The Bentonville Experience

We premiered Lez Bomb to two sold out audiences at Geena Davis’ Bentonville Film Festival last week. It was an incredible experience. About 20 of my nearest and dearest flew in for the premiere and we all got to celebrate in the charming town of Bentonville. I had no idea what to expect dropping the Lez Bomb in Arkansas, but Bentonville was straight up charming as hell, and at times mystical. The audiences were rowdy with laughter, supportive, and had a ton of questions. I’m pretty sure a handful of them thought they were seeing a french film called “Les Bomb,” but they were pleasantly surprised by our dysfunctional family ensemble comedy, Lez Bomb.

First and foremost – the food! My wife has celiac disease, so we were ecstatic when we discovered The Preacher’s Son, which is a restaurant inside what used to be a church. The ENTIRE menu is gluten free. The food was fantastic. So fantastic in fact, in the week we were there I believe we went a total of 4, some of us 5 times. In the basement of the restaurant is a speakeasy, where I had the chance to drink and chat with Geena Davis. Every bit of my A League of Their Own dreams came true!

Lez Bomb ended up winning the best narrative film jury award, which was an amazing experience in itself. But the entire week – I was overwhelmed with gratitude for meeting many inspiring and passionate people, and getting to share the experience with so many members of the Lez Bomb team, along with family and friends. It felt like a second wedding!

We released a clip of Lez Bomb last week on DEADLINE:

I look forward to sharing more information regarding the film in the near future.

Dream Big

“Dream Big” has been circling my mind.
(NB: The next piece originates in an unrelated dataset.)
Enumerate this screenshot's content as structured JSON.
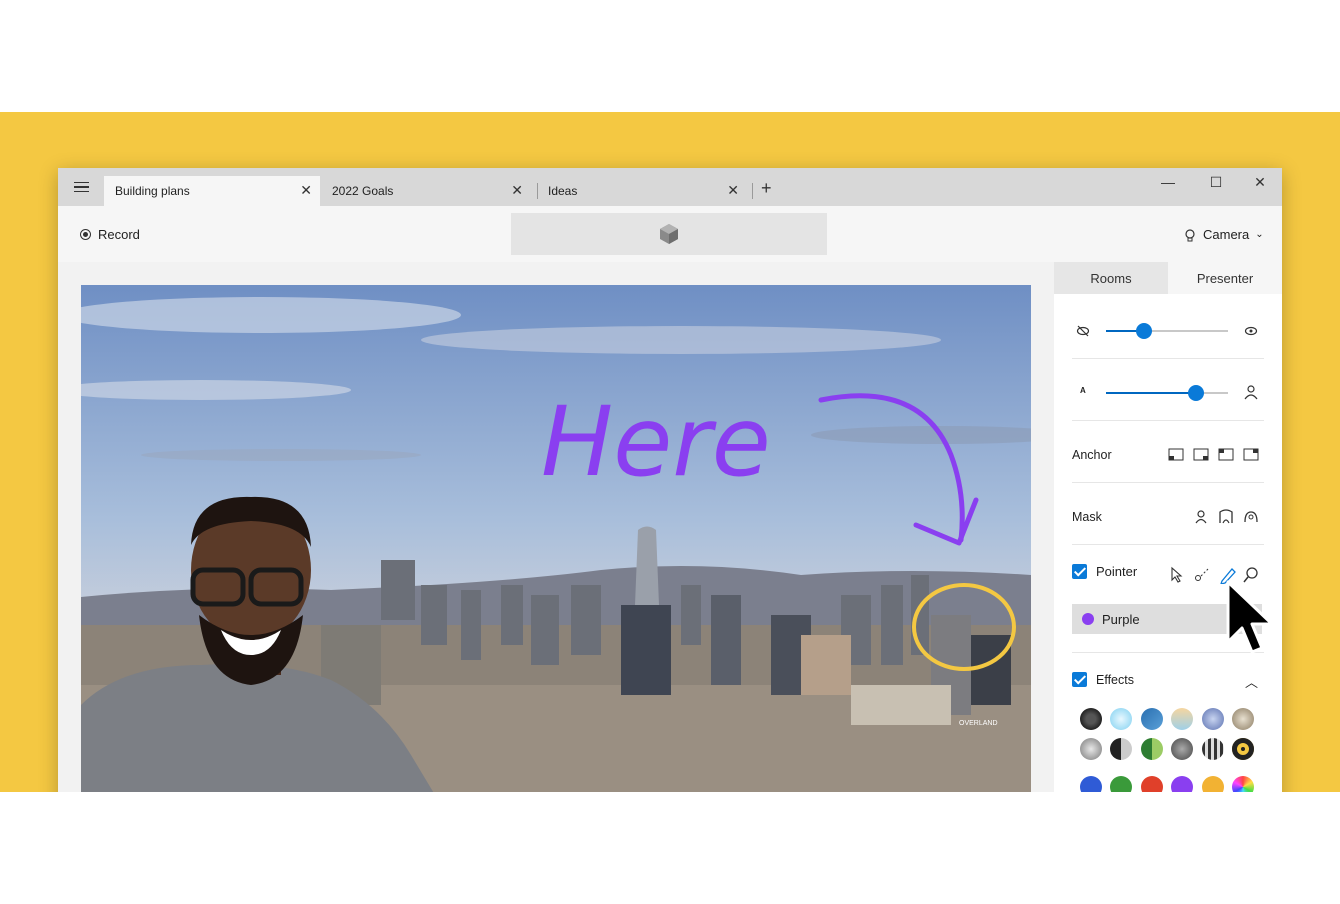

One of hashtags the Bentonville Film Festival is using is #DreamBigBFF.

As actors, writers, directors, artists, all who reach for the unknown looking for ways of expressing the depths of the imagination, the phrase “dream big” becomes an endeavor; in dreaming big, artists try and take that dream, and actively translate it to an audience with their medium of expression.

These dreams and expressions hopefully reveal truths. Once those truths reveal themselves, we can let go of that particular dream, which is sometimes more difficult than the actual creation of it in the first place.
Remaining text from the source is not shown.